One man's dream, they say, is another man's nightmare.

 But in the case of Craig Dremann, a retired "ecological restorationist," the dream of saving the habitat of the greater sage-grouse could become a horror story for land users in the 11 Western states where the bird lives and for Americans elsewhere who eat the food grown there or heat their homes with energy produced from the area's natural gas deposits.

 Dremann is a sincere, thoughtful advocate of environmental stewardship, who does not believe his vision for sagebrush country conflicts with the long-term interests of other users of this land. Yet, his potential success in using the Endangered Species Act (ESA) demonstrates there is something terribly wrong with this law.

 For three decades, Dremann ran a business specializing in restoring native vegetation to degraded lands. He also taught land restoration to federal employees.

 The inspiration to save the grouse came to him after a long drive seven years ago.

 "In 1997, when I was doing some classes for the Forest Service in South Dakota and Colorado, I drove across the Great Basin in a big, giant 'X,'" he said. "I went from Reno to South Dakota and then from Idaho to Bishop, Calif. Since I didn't have anything else to do while I was driving, I did what they call a 'mega-transect.' What that means is every mile, when the odometer would click over another mile, I would take a note of what the surrounding vegetation looked like, what the quality was."

 Dremann likens what he saw to a tire worn down until the steel is showing. "They have got to get a new set of tires on that ecosytem," he says. And he likens the sage-grouse to "the gas gauge on the car." It indicates, he argues, that "the ecosystem is getting close to empty."

 In 1973, Congress had created the instrument Dremann needed to carry out his vision for gassing up and putting new tires on sagebrush country. It was ESA.

 The act empowers any American to petition the U.S. Fish and Wildlife Service (FWS) to list a species as threatened or endangered. If a creature is listed, activities deemed harmful to its "critical habitat" are curtailed.

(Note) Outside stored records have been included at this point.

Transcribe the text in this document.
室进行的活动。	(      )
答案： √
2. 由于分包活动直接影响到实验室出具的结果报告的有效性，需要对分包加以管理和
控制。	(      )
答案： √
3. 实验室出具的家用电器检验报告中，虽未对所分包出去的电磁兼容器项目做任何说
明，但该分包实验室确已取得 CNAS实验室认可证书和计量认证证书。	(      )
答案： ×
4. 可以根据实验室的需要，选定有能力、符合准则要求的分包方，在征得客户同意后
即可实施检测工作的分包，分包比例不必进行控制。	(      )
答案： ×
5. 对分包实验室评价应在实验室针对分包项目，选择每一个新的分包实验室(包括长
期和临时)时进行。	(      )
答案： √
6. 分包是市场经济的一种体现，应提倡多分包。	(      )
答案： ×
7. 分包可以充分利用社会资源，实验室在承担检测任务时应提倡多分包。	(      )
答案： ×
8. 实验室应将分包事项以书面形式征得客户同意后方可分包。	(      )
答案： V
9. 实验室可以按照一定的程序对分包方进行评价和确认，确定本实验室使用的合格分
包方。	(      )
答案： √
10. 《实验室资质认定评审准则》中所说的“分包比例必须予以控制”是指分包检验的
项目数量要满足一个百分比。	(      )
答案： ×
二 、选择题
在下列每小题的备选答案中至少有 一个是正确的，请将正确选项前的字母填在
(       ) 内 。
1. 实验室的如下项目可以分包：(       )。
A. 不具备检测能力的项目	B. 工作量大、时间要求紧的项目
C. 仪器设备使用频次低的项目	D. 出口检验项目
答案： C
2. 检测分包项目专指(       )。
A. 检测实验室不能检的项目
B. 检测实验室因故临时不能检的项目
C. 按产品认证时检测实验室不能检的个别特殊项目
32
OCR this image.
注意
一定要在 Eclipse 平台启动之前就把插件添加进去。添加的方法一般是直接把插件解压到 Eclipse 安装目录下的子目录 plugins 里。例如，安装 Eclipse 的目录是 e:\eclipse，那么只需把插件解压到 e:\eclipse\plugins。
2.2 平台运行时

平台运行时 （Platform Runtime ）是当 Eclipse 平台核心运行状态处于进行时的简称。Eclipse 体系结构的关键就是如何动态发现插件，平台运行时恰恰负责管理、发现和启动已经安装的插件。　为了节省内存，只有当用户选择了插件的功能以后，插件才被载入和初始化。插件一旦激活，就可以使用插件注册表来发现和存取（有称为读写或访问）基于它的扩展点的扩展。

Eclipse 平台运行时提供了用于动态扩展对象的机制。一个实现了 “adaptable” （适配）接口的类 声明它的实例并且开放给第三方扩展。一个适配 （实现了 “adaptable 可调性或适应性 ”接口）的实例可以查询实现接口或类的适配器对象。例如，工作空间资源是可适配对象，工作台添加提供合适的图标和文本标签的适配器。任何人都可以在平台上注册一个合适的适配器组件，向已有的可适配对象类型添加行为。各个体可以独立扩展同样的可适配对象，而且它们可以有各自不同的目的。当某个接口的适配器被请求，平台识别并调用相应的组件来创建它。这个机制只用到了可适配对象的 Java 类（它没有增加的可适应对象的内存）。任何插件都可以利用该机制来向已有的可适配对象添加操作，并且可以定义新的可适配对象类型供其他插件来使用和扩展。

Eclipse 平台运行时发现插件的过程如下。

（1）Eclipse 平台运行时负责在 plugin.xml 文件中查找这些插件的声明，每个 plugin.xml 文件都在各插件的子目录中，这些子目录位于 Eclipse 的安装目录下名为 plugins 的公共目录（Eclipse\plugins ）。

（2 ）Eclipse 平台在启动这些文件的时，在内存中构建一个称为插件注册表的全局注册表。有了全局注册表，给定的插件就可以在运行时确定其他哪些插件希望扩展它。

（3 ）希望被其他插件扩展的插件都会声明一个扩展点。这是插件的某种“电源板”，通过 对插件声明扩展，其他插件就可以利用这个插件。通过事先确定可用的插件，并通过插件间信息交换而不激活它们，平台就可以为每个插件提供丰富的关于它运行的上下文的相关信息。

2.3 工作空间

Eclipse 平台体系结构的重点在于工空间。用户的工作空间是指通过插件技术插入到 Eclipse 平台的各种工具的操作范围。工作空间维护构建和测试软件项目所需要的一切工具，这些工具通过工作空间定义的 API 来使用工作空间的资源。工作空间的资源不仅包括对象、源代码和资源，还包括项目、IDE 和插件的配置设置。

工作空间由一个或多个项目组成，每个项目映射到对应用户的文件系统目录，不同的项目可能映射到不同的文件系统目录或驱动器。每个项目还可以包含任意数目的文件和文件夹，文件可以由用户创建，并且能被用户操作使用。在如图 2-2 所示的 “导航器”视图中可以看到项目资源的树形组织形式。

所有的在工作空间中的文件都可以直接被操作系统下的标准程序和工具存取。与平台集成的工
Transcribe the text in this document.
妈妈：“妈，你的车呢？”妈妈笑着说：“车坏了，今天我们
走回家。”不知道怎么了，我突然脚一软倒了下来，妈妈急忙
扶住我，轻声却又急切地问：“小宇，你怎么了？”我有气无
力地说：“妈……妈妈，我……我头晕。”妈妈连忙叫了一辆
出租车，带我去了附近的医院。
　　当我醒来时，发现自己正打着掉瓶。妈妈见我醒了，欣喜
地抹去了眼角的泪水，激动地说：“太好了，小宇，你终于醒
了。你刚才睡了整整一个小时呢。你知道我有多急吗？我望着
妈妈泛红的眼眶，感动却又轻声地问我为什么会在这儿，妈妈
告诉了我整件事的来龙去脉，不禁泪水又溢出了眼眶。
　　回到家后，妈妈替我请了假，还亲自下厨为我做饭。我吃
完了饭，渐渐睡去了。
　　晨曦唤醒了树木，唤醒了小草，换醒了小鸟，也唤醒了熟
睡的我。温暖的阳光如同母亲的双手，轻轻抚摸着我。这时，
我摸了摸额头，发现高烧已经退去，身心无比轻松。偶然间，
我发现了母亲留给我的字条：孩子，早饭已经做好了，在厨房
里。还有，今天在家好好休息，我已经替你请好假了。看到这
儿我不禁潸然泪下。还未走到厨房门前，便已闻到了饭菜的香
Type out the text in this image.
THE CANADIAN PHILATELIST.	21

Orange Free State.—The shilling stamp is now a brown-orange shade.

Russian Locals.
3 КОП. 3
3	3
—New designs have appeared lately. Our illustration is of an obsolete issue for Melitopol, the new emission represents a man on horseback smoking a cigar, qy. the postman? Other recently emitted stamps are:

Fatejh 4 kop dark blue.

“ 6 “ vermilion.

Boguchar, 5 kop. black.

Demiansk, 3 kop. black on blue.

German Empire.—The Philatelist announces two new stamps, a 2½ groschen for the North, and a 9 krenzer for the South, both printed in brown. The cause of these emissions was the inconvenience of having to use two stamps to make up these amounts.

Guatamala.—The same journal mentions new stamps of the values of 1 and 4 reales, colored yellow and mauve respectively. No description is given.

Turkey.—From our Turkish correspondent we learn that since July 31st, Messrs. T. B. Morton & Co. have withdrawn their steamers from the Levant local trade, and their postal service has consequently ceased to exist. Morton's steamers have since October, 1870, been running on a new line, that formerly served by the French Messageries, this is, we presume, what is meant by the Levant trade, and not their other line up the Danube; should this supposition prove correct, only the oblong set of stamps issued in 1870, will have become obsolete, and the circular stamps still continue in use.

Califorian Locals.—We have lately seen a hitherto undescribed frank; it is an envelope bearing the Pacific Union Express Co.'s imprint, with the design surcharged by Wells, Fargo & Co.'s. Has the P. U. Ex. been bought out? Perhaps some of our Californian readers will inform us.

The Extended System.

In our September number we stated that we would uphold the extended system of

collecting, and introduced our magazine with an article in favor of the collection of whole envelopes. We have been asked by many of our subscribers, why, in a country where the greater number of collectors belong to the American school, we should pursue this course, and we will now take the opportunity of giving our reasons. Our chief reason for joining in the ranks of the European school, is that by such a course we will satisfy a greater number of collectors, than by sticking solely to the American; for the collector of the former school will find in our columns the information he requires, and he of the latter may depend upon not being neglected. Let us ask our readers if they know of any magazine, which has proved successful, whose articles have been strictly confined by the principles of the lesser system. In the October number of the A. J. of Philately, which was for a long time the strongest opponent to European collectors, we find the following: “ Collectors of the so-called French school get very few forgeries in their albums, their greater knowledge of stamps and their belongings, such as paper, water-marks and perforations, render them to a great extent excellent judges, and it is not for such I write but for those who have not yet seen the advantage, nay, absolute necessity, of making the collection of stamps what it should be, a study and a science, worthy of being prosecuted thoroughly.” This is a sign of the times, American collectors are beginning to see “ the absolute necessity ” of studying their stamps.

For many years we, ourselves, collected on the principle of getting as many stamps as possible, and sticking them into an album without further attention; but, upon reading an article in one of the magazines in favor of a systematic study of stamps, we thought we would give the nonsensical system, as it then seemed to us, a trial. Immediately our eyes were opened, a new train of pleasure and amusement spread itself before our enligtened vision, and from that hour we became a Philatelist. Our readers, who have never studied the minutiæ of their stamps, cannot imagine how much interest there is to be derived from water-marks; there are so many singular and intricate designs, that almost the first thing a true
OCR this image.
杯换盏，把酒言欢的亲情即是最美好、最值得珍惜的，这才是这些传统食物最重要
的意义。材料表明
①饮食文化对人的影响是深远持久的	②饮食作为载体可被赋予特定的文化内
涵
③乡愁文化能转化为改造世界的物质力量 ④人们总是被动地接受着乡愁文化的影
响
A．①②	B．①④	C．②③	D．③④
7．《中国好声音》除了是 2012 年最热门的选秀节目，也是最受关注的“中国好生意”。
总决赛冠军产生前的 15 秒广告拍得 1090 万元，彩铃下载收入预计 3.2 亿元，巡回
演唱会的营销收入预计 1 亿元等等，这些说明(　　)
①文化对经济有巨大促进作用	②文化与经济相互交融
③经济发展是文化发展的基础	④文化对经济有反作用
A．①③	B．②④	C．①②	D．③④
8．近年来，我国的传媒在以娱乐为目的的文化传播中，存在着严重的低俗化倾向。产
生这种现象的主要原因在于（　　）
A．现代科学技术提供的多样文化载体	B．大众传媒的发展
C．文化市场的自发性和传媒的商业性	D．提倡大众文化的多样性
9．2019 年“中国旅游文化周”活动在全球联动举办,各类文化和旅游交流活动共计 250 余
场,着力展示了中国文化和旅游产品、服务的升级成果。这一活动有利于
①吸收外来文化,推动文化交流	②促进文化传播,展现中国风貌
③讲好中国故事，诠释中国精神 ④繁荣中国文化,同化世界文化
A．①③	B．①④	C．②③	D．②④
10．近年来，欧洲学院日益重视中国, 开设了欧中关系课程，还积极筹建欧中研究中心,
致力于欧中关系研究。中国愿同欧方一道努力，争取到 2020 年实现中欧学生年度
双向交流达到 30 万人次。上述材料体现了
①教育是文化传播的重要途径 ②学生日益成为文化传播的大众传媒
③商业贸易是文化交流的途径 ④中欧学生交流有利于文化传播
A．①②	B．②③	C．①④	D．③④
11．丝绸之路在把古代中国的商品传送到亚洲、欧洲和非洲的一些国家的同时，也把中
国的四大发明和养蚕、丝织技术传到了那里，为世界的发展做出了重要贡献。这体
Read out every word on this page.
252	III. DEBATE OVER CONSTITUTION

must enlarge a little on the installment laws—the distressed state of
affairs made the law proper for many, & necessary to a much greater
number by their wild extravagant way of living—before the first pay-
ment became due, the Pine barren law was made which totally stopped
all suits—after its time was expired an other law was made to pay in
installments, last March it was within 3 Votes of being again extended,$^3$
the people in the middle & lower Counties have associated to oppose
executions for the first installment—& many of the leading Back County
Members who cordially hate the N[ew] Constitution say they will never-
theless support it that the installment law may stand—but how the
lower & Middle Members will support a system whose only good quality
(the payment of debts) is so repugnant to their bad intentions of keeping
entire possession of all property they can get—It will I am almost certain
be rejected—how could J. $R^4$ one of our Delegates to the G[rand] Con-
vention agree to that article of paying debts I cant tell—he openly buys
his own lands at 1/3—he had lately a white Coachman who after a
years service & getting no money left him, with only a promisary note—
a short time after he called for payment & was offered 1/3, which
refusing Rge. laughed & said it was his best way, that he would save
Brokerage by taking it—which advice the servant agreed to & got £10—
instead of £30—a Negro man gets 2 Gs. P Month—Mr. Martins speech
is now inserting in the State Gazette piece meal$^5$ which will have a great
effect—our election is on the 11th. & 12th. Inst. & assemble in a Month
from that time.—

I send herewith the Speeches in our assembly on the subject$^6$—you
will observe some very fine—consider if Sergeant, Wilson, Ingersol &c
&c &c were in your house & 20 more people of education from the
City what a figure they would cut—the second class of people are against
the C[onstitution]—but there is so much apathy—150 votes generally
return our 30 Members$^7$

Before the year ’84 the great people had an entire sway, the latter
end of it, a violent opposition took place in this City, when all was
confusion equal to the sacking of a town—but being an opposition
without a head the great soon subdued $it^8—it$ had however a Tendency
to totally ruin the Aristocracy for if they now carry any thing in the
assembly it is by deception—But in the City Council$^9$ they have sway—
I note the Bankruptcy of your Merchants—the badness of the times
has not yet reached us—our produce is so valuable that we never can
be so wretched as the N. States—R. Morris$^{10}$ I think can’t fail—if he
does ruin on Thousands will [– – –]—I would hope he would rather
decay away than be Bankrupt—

 In June 2002, using a Bureau of Land Management report on the sage-grouse as his back up, Dremann sent a seven-page petition to the Fish adn Wildlife Service asking that the bird be protected across its entire range -- covering land from California to North Dakota, from Idaho down through Utah. This cost him, he says, "a couple of bucks" in postage.

 In March and December 2003, 22 environmental groups filed two additional petitions asking FWS to list the grouse.